San Francisco Javier
Un modelo importante en la vida de Martin Marty: San Francisco Javier durante un bautismo. Wolfgang Sauber

«Matar al indio y salvar al hombre» fue el nuevo lema de la «política de paz», aunque no siempre tuvo éxito. Las enfermedades también eran un problema en los internados católicos, y en muchos casos los niños morían. El hecho de que la atención no se centrara en la salvación del ser humano, sino en la salvación del alma, quedó demostrado en un caso grotesco que ocurrió en la Reserva Rosebud alrededor de 1890.
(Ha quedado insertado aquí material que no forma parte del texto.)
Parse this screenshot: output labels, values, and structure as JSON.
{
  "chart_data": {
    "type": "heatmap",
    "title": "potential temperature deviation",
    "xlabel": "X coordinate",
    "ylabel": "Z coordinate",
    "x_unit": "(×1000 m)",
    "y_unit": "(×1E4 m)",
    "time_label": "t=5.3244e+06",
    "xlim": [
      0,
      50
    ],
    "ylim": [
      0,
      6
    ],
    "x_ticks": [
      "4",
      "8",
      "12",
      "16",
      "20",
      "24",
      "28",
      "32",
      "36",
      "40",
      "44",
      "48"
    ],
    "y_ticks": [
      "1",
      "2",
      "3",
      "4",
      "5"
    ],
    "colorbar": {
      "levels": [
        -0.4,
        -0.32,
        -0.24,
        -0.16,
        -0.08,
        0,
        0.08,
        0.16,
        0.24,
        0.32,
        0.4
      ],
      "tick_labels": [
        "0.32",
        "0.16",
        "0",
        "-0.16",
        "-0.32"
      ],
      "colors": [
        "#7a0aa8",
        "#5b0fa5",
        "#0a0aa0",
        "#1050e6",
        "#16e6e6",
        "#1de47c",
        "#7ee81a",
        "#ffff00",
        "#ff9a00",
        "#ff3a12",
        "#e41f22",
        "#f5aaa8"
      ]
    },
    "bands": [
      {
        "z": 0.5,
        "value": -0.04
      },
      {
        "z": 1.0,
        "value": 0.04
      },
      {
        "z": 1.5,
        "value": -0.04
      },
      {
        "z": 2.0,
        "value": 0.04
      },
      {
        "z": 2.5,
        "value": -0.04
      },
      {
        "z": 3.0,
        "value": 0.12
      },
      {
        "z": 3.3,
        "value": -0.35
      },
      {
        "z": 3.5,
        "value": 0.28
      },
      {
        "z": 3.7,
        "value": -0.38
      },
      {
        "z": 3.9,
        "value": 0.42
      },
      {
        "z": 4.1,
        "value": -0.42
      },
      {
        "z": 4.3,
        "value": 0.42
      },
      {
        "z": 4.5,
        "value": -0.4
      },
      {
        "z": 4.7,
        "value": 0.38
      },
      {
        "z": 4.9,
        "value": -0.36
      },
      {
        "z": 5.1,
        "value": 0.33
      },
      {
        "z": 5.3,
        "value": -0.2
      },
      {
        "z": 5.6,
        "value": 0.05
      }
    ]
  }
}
Un padre indígena, afligido por la muerte de su hijo, irrumpió en el internado de la Misión de San Francisco y se llevó el cuerpo a casa para enterrarlo a la manera tradicional, un procedimiento escandaloso desde el punto de vista de las monjas, ya que así el alma católica del niño se perdería para siempre. El padre fue entonces arrestado, el cuerpo del niño muerto confiscado, y de esta manera pudo el niño tener un entierro católico.

Cuando Marty murió en 1896 se habían convertido al catolicismo más de 6 000 sioux y ya se le consideraba uno de los misioneros de mayor éxito en Estados Unidos. Pero, ¿tuvo éxito la política de civilización? Manuel Menrath lo duda: «Por supuesto, la mayoría de los lakotas actuales son católicos y ‘civilizados’». Pero las escuelas públicas en particular, al reunir a niños de diferentes tribus, crearon un movimiento panindio. Y saber leer y escribir les permitió fortalecer su cultura y convertir las reservas en patrias. Aunque muchos sufrieron y perdieron la vida, medido en términos del objetivo de erradicar todo lo autóctono de este pueblo -la lengua, la espiritualidad, la decoración con plumas, la pipa sagrada- el etnocidio fracasó.»

La biografía de Manuel Menrath sobre Martin Marty Mission Sitting Bull, Die Geschichte der katholischen Sioux (Misión Sitting Bull, la historia de los sioux católicos) fue publicada en 2016.

En 2020 publicó Unter dem Nordlicht: Indianer aus Kanada erzählen von ihrem Land (Bajo la luz del Norte: indios canadienses hablan de su tierra), otro libro sobre la historia de los pueblos indígenas de Norteamérica, que se caracteriza por los relatos de testigos presenciales.